Darren Baker takes a look at the French Petrol Station 1930s -40s release from MiniArt in 1/35th scale.

Introduction

MiniArt continues to tackle dioramas and with this release providing the modeller with all the elements necessary for producing a petrol station in France prior to and during World War II. While this may not be a subject that jumps to mind it does make for some visual interest even if not part of a story as a whole. 

Review

This offering from MiniArt, is packaged inside a cardboard tray, with a separate card lid. Inside the sprues are packaged in a single plastic bag; along with a photo etch fret inside a card sleeve and along with as mall decal sheet. An examination of the sprues reveals some good clean moulding with the only area of concern, being the removal of some pieces of the sprue due to the finesse of some of the parts.

Included in this offering from MiniArt, are two oil drums in different styles with separate end caps, and also included for use with these is a pump and a nozzle that will require the modeller to scratch a tube to go between the two items. The fuel pumps provided in the set, are of a type that many of us will not be familiar with, however, I believe these worked by operating a crank handle, that pushed the fuel into a clear bulb, at the top of the fuel pump, prior to being dispensed into the vehicle; please correct me if I am incorrect in that. 
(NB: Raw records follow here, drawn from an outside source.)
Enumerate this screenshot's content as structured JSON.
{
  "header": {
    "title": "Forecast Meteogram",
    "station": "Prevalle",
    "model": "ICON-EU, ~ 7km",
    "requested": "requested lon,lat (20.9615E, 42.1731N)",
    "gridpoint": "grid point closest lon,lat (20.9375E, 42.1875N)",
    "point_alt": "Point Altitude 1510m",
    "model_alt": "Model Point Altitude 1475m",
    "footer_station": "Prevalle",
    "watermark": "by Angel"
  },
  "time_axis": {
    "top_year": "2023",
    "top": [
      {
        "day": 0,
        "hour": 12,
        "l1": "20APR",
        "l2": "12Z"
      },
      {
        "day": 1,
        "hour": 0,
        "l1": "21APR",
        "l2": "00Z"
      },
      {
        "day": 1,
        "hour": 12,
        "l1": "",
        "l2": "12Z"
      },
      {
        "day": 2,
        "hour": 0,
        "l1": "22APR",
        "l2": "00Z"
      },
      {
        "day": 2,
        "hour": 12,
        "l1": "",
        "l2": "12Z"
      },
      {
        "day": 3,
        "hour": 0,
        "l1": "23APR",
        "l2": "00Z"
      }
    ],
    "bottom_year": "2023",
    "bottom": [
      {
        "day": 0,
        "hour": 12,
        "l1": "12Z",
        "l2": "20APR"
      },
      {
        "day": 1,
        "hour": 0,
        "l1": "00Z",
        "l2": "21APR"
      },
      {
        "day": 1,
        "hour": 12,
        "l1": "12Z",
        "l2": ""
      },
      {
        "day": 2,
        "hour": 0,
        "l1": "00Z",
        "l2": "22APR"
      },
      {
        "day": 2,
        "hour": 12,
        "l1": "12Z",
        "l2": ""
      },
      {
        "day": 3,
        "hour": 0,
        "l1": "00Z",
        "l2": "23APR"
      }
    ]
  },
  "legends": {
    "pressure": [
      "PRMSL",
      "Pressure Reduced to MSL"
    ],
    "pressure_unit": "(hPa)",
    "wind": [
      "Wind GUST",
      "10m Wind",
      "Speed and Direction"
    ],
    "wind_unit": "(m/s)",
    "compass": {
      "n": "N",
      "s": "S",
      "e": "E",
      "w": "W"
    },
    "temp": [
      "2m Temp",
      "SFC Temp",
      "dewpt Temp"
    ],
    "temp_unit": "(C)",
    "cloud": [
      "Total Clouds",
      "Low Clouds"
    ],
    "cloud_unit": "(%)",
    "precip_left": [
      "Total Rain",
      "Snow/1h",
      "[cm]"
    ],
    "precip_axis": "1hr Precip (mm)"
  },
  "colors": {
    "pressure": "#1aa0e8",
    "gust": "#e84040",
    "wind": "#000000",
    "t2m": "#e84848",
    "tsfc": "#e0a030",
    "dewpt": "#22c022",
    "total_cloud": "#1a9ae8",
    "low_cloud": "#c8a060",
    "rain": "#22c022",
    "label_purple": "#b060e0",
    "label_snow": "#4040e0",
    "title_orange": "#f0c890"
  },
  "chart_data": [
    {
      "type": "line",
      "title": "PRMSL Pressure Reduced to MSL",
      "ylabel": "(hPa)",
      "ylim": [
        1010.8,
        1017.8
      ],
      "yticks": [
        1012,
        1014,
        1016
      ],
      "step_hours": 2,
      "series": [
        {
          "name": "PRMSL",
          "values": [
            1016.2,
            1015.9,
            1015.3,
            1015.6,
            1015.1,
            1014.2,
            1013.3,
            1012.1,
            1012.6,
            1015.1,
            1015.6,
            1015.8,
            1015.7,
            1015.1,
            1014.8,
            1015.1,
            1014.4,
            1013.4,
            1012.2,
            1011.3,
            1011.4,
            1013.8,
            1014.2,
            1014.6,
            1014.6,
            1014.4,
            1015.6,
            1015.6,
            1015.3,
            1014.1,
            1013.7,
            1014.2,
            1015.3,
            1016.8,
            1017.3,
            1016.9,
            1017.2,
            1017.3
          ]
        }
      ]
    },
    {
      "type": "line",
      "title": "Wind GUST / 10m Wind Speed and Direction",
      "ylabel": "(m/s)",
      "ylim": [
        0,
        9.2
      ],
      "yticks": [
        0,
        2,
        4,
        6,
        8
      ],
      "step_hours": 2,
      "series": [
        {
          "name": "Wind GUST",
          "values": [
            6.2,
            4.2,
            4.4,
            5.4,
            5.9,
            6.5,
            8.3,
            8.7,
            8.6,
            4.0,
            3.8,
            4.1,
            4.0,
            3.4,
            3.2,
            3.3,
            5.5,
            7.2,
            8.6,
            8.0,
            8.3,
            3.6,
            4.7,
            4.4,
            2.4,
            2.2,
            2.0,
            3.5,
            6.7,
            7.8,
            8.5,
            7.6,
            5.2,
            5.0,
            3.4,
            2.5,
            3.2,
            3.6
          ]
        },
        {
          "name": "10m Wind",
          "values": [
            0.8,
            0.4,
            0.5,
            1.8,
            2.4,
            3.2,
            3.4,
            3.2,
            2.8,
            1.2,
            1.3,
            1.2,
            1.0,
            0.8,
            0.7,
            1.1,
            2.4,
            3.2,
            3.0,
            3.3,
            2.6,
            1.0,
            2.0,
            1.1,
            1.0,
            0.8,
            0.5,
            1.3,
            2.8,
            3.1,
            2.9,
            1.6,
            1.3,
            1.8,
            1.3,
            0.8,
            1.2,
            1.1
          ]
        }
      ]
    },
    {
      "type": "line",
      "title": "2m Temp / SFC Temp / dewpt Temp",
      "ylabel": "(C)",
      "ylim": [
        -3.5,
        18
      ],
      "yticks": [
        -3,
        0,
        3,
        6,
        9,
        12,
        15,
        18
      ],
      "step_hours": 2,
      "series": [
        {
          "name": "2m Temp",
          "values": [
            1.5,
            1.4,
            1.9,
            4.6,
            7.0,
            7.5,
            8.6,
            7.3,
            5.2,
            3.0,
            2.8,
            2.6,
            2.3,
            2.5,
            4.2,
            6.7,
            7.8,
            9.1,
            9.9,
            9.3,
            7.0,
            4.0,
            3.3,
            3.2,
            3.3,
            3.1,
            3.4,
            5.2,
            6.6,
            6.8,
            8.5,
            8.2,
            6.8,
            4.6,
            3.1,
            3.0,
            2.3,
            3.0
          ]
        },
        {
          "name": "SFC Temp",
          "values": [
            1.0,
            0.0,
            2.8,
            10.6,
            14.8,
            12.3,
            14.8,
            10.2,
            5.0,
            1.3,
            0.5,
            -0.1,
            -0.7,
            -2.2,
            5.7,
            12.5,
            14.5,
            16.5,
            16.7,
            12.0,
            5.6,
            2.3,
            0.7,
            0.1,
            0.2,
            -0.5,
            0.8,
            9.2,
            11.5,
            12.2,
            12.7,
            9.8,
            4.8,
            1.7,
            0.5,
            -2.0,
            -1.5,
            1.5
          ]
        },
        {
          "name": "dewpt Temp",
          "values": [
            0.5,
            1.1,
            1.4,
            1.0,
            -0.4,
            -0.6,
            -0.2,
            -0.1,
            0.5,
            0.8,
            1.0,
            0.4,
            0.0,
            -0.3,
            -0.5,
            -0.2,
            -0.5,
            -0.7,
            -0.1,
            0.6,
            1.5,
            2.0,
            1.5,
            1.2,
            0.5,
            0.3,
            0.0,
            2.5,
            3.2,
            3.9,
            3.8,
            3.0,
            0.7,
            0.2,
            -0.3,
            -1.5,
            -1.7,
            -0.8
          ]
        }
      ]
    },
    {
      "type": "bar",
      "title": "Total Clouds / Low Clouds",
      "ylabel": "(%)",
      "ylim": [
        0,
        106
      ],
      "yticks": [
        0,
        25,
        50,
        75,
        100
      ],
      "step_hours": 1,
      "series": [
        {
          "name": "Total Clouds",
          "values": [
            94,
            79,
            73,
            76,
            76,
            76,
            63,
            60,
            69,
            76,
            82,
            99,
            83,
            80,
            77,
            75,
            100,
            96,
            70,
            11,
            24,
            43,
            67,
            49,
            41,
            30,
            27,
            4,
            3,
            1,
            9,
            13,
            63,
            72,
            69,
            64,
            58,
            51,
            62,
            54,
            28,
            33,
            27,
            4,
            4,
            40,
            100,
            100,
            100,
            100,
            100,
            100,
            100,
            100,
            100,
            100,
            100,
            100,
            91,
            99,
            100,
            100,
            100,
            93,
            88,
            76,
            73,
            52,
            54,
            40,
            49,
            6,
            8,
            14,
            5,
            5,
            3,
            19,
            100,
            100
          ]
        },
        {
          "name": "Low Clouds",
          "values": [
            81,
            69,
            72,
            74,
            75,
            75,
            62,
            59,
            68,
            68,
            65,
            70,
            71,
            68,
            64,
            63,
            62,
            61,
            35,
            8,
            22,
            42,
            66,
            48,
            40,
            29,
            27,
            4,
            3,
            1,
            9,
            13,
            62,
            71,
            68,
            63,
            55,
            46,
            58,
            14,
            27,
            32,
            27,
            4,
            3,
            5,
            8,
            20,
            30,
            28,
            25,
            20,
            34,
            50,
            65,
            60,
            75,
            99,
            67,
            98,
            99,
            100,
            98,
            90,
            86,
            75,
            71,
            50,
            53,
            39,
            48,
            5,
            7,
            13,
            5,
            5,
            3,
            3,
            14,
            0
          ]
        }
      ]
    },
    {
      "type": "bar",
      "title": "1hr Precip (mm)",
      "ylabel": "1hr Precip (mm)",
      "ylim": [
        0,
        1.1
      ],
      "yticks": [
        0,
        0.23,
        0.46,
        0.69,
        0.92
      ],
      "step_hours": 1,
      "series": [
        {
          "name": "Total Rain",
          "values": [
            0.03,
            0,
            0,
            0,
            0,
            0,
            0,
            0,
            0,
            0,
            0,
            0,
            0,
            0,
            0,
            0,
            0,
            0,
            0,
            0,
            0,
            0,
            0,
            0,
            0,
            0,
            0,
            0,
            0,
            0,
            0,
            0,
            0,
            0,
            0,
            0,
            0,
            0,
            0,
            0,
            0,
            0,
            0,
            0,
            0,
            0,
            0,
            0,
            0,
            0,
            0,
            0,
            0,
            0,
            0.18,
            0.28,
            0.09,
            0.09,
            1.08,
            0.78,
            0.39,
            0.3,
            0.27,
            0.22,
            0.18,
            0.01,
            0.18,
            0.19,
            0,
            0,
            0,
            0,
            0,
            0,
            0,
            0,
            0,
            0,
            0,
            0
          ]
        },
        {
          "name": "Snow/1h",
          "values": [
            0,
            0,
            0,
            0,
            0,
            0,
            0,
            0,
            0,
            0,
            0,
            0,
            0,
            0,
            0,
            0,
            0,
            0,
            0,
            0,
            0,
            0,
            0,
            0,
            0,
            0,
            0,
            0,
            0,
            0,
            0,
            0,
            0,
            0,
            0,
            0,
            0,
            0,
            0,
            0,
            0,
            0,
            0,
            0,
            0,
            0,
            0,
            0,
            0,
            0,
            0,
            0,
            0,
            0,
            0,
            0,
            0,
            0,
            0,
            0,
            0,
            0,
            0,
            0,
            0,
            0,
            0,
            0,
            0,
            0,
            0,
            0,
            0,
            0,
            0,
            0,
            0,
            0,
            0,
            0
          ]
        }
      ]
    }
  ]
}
This offering provides two such fuel pumps, which are a mix or plastic and photo etch parts and once assembled all of the external attributes are provided and the internal structures are also present. The modeller just needing to replicate the hose between the pump and the nozzle which should be a very easy task.

Included with this set, are three types of petrol container as used by the military in World War II (and civilian use I believe), a storage rack and an air compressor. This particular air compressor has been released by MiniArt in several offerings and is a particularly nice element of theirs that is a useful element to have to hand. The modeller does need to provide, tubing and wiring to replicate the power supply and air line. A nice inclusion from Mini Art in this set, are a number of posters and signs that can be used to dress a scene, and I find myself kind of hoping that they release one of their buildings for use with this set or in this set.

Conclusion

This release from MiniArt, provides a nice mix of products for replicating a petrol station in France during the war years. I am very pleased that Mini Art went to the effort to replicate the interior aspects of the fuel pumps, as this greatly increases their appeal as regards to an element of a diorama, as well as their visual appeal to a viewer. This set does require a modeller, to construct a back drop and I hope that at some point in time, MiniArt releases a dedicated structure with this set.